By AFP - Jul 24,2019 - Last updated at Jul 24,2019

Pro-government forces gather south of the Hodeida airport in Yemen on June 15, 2018 (AFP photo)

DUBAI — The United Arab Emirates has said it is not leaving Yemen despite a redeployment of its forces in the war-torn country, as Houthi rebels said they were ready to stop attacks on Saudi Arabia.

The UAE is a key partner in a Saudi-led military coalition which intervened in Yemen in 2015 to back the internationally recognised government of President Abed Rabbo Mansour Hadi against Iran-aligned Houthi rebels.

Earlier this month it said it was redeploying and reducing troops across Yemen and moving from a "military-first" strategy to a "peace-first" plan.

"Just to be clear, the UAE and the rest of the coalition are not leaving Yemen," UAE minister of state for foreign affairs Anwar Gargash said in an op-ed published Monday in The Washington Post.

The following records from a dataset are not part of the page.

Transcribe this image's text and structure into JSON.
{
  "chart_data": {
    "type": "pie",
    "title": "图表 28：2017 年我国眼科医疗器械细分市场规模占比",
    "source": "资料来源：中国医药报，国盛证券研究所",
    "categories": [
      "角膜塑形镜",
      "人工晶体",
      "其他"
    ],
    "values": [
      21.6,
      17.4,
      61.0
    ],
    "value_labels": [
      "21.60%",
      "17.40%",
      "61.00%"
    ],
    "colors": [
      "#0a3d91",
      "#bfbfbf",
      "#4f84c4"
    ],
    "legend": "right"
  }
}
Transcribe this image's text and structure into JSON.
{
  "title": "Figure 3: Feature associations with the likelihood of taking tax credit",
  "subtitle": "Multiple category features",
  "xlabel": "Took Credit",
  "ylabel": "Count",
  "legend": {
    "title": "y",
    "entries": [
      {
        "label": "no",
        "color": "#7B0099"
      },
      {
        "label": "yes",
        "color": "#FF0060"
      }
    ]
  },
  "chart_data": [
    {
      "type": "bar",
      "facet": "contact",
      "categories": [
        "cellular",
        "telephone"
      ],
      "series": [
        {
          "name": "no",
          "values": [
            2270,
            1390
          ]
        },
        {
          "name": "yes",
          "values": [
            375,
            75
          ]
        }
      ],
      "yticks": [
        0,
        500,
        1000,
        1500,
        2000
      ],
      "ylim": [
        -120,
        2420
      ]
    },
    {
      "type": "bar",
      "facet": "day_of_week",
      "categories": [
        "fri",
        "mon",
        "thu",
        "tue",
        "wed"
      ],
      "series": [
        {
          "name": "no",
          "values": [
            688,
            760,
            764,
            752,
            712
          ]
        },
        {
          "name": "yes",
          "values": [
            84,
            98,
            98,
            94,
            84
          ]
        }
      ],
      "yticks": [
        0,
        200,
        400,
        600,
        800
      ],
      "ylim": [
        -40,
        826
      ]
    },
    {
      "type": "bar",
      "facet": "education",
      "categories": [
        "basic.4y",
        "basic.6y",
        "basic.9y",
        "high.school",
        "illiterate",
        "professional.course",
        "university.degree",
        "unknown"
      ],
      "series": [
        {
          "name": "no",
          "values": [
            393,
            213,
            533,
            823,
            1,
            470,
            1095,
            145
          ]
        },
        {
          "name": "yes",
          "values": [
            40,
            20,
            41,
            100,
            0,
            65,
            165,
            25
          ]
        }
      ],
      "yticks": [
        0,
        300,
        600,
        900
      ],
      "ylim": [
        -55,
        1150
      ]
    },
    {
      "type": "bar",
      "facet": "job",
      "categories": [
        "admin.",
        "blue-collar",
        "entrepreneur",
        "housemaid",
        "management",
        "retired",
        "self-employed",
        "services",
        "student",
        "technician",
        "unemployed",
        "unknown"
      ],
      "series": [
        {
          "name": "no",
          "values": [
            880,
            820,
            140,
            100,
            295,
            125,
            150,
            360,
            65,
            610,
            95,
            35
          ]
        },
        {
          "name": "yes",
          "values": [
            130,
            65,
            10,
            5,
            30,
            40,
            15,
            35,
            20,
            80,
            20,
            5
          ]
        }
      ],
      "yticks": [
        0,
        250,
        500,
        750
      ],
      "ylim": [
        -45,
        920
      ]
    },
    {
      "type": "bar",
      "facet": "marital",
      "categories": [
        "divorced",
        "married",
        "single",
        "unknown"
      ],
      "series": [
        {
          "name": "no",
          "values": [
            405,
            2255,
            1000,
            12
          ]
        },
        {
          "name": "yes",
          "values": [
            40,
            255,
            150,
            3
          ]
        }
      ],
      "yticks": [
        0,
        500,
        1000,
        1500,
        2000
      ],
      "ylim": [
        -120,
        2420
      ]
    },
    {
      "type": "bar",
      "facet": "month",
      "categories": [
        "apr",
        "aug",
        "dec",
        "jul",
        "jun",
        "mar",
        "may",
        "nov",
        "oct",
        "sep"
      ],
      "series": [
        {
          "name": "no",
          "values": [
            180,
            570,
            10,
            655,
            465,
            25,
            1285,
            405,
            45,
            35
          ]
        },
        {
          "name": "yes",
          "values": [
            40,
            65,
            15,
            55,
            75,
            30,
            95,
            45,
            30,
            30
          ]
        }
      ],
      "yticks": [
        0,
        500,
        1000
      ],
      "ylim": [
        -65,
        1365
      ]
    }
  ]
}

“While we will operate differently, our military presence will remain. In accordance with international law, we will continue to advise and assist local Yemen forces.”

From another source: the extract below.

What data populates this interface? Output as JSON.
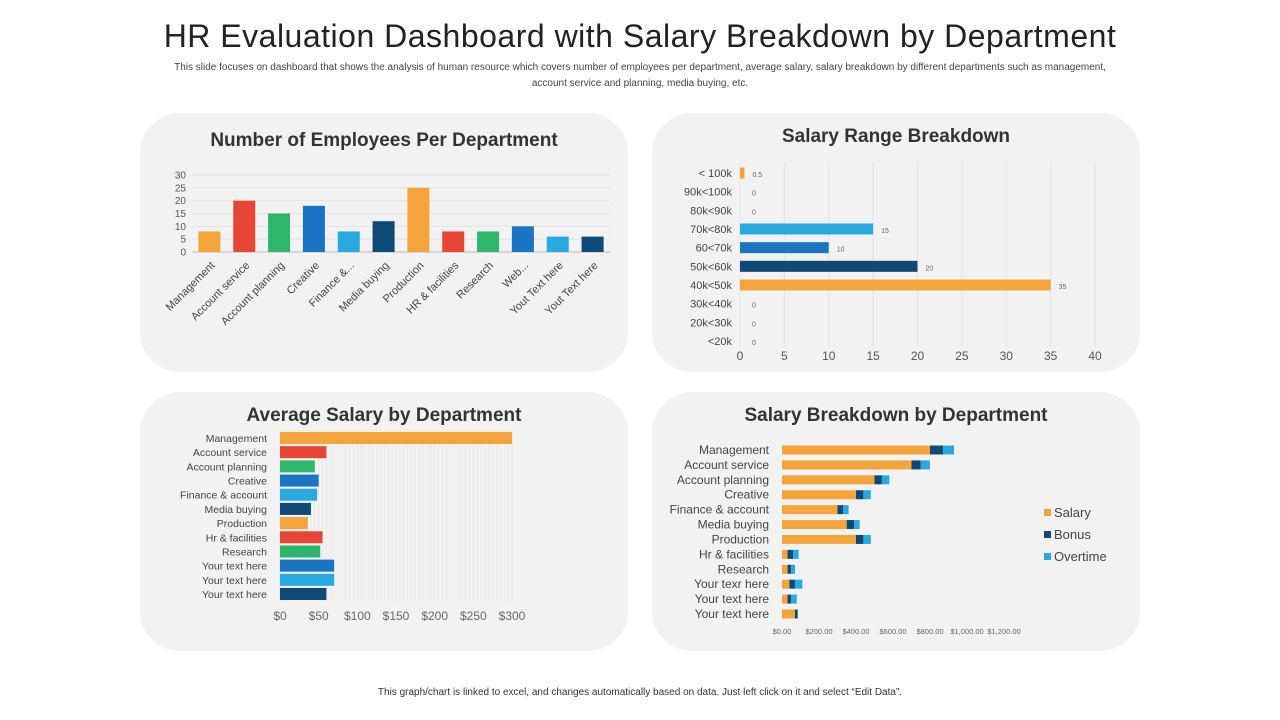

Gargash said Houthis should see the UAE move as a “confidence-building measure to create new momentum to end the conflict”.

“As the United Arab Emirates draws down and redeploys its forces in Yemen, we do so in the same way we began — with eyes wide open”, he said. 

“There was no easy victory and there will be no easy peace. But now is the time to double down on the political process.” 

The warring sides have fought to a stalemate, and several rounds of UN-sponsored talks, the last held in Sweden in December, have failed to implement any deal to end the war.

 

‘Ready for talks’ 

 

Since 2015, tens of thousands of people — mostly civilians — have been killed in the conflict described by the United Nations as the world’s worst humanitarian crisis.

The conflict has also seen the Houthis launch repeated attacks on Saudi Arabia, including at least 20 missile and drone strikes on the oil-rich kingdom in June alone.

Saudi advanced air defences successfully intercepted most of the strikes but failed to deal with some, including a drone attack on the vital airport of Abha, in the south, that killed one person and injured 21 others.

On Tuesday, the Houthis’ top political leader Mahdi Al Mashat said the group was ready to stop attacks on Saudi Arabia and engage in a dialogue with it but on certain conditions.

“[We] are fully prepared to stop missile and air strikes if the enemy takes similar measures and facilitates the flow of basic aid through ports, and then we can begin a political process,” he said, according to the Houthis’ SABA news agency.

He also denied that the Houthis were “puppets” of Iran.

Mashat made the comments during a visit to Sanaa by Robert Malley, president of the International Crisis Group consultancy and a former adviser to US ex-president Barack Obama.

The visit by an American and think tank head to the rebel-held Yemeni capital is notably rare.

Malley, in a Tweet, said he visited Sanaa as part of a trip that has already taken him to Aden, seat of Yemen’s internationally recognised government, as “part of our efforts to speak to all sides and help bring an end to the catastrophic Yemen war”.